Victime de la même maladie, son grand frère était déjà aveugle, a indiqué mardi l'Université de Genève (UNIGE) dans un communiqué. En collaboration avec des scientifiques pakistanais, les chercheurs ont étudié les génomes de 500 familles pakistanaises ayant des enfants malades et en bonne santé.

«Nous nous sommes intéressés aux familles pakistanaises, car celles-ci pratiquent encore couramment la consanguinité en favorisant à plus de 50% les mariages entre cousins germains», explique Stylianos Antonarakis, professeur honoraire à la Faculté de médecine de l'UNIGE, cité dans le communiqué.

«Les risques de développer une maladie génétique récessive sont augmentés par la consanguinité, car environ 12% du génome est identique chez des cousins», ajoute le spécialiste.

Un nouveau gène identifié

Une famille a particulièrement intéressé les chercheurs. Les deux parents, cousins germains en bonne santé, ont quatre enfants dont deux malades: un garçon de 15 ans, devenu complètement aveugle en quelques années, et une fille de 4 ans, perdant progressivement la vue, mais encore capable de discerner les formes et les couleurs.

«Avec l'aide de l'Université médicale de Khyber au Pakistan, nous avons collecté le sang de chaque membre de la famille et le séquençage de leur génome a montré que leur maladie était liée à une mutation du gène SLC6A6», relève Muhammad Ansar, chercheur au Département de génétique de l'UNIGE.

Ce gène produit une protéine de la membrane cellulaire qui transporte la taurine, un acide aminé important, notamment pour le fonctionnement de la rétine et du muscle cardiaque. «Il s'agit d'un complément alimentaire que l'on trouve en grande quantité dans certaines boissons énergisantes», précise-t-il.

Les patients souffrant de cette maladie ont un taux extrêmement bas de taurine dans le sang; le professeur Keith Henry de l'Université du Dakota du Nord a montré que l'anomalie génétique dans cette famille réduisait la capacité de transport de la taurine à 15% de son activité normale.

Une maladie récessive réversible?

Les scientifiques ont fait venir la famille à Genève pour mener des investigations détaillées sur cette maladie génétique rare. En plus de la perte visuelle progressive, déjà complète chez le garçon, les médecins ont diagnostiqué une atteinte du muscle cardiaque chez les deux enfants.

La taurine n'étant pas un médicament mais un complément alimentaire, la commission d'éthique de l'Etat a donné son accord à une administration par voie orale. Et les résultats ne se sont pas fait attendre: en trois jours, leur taux de taurine dans le sang a atteint des seuils normaux. Au bout de deux ans, la cardiomyopathie a totalement disparu chez les deux enfants.

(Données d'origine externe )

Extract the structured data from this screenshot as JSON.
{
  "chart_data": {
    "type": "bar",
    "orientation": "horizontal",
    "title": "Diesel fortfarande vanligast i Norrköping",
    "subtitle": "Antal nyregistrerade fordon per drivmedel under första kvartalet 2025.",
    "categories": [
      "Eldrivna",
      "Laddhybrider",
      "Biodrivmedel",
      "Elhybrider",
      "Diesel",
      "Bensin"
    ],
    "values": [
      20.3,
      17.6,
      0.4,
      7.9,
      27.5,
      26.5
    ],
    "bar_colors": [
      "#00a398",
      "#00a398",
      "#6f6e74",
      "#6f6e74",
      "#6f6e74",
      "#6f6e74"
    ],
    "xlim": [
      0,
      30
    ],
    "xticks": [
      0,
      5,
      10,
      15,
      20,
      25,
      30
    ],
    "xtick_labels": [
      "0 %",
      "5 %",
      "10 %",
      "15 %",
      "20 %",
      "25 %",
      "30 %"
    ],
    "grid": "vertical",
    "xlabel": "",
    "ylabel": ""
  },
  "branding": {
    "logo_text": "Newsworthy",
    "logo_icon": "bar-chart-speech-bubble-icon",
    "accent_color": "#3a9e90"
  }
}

De plus, la dégénérescence de la vue de la fillette a été stoppée, marquant même une amélioration qui lui redonne une autonomie dans ses déplacements. Cette évolution a été impossible pour le garçon qui avait déjà perdu toute sa rétine.

Un patient peut changer la médecine

«Ces résultats sont exceptionnels, car c'est la première fois qu'un complément alimentaire administré par voie orale permet un traitement de la rétine et du coeur avec succès», s'enthousiasme Stylianos Antonarakis.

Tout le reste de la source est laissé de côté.